Görüşme bitince Hocaefendi, “Sesi çok güzel geliyordu…” dedi. O sesteki duruluk ve içtenliği birkaç kez anlattı arkadaşlarına. Sonra dua etti bol bol”

            Tüm olup bitenden Bahçelinin habersiz olduğu düşünülebilir mi? Bahçeli şimdi “Fetö” diyen AKP'lilerin tamamının bir zamanlar “Muhterem Fettullah Gülen Hocaefendimiz” dediğini ne çabuk unuttu.

            İşte bahçeli Fettullah Gülen ile böyle bir ilişki içinde olup onu büyüten ve başa bela eden kişiye destek oldu.

            Önümüzdeki günlerde MHP'de muhalefet bayrağı açtıkları için ihraç edilenlerin yeni parti kurma çalışmaları son aşamaya gelmiş görünüyor. Bu ekip partileştiğinde Bahçeli yönetimindeki MHP bitecek ve yok olacaktır.
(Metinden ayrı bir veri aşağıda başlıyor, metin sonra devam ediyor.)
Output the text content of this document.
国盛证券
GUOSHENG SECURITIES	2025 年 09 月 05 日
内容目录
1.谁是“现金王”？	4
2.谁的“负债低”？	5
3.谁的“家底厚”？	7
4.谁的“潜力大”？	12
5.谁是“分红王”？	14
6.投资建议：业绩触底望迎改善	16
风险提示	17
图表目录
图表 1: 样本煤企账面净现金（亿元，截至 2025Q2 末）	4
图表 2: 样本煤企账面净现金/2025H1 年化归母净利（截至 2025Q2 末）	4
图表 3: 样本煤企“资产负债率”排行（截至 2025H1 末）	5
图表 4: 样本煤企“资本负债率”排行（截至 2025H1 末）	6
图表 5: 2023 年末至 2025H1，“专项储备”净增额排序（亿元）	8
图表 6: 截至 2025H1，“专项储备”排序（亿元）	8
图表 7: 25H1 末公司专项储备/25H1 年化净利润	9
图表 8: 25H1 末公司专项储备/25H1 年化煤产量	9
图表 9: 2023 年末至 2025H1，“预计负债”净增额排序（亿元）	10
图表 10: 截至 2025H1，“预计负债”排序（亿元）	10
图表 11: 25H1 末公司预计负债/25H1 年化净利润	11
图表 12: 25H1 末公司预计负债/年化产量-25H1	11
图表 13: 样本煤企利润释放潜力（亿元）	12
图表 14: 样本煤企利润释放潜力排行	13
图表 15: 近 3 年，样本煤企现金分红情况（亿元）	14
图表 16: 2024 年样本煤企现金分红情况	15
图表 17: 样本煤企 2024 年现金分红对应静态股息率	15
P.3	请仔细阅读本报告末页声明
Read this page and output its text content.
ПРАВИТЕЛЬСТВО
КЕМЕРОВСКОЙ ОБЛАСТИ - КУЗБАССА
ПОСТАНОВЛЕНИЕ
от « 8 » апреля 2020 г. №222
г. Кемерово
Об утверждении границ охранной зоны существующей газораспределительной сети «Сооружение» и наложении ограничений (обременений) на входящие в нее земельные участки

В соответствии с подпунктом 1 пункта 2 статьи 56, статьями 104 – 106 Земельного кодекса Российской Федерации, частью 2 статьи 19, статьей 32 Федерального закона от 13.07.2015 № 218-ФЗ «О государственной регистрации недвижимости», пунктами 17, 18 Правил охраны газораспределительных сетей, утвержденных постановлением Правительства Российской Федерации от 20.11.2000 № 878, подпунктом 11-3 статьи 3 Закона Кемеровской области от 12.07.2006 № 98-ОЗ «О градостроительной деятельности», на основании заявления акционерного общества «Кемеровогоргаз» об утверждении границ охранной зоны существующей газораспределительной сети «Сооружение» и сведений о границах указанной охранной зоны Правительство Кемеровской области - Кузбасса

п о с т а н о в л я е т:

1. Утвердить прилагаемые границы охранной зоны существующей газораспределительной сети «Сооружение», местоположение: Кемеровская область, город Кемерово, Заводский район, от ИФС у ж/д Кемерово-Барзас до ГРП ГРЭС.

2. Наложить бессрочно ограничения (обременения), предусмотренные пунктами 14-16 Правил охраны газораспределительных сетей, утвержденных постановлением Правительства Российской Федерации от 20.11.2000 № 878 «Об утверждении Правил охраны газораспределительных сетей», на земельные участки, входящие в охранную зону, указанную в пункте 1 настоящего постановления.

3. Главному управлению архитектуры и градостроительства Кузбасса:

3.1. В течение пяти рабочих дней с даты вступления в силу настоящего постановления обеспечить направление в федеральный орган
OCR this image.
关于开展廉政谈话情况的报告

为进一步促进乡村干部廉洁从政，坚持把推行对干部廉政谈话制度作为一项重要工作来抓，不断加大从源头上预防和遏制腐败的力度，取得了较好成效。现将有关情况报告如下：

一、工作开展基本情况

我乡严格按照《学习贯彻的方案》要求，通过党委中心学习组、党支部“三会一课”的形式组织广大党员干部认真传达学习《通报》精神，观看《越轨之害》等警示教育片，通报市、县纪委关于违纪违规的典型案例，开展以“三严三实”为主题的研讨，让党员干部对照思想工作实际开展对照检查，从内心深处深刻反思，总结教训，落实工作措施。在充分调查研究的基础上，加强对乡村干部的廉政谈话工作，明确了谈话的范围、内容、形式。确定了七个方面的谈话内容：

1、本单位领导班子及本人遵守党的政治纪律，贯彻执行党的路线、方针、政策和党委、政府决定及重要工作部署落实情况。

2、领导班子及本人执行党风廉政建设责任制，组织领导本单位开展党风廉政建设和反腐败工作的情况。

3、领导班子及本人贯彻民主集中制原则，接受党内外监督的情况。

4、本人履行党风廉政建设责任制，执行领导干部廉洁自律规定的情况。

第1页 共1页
            Son olarak önemli bir iddiada daha bulunayım. Önümüzdeki günlerde AKP Meclise görüşülmek üzere “siyasi partiler ve seçim yasasını” getirecek. AKP'nin hazırladığı bu yasa teklifinin görüşülmesi esnasında Bahçeli nasıl bir siyasi kazık yediğini anlayacak ve yeniden muhalefet saflarına geçeçek ama iş işten geçmiş olacaktır.

            İşin özü şu, 8 gün önce Adalet için yola çıkanlar bu ülkede haksızlığa uğramış her insan için yürüyor. Siyasetin emrine giren yargının bu bataklıktan çıkması için yürüyor.

            Siyasi kıskaca alınmış ve kendi menfaatlerini ükenin menfaatlerinden önce görerek çark eden, adalet rayışlarına bile kulak tıkayan Bahçeli ve arkadaşlarının sözlerini dikkate almadan adalet aramaya devam diyorum.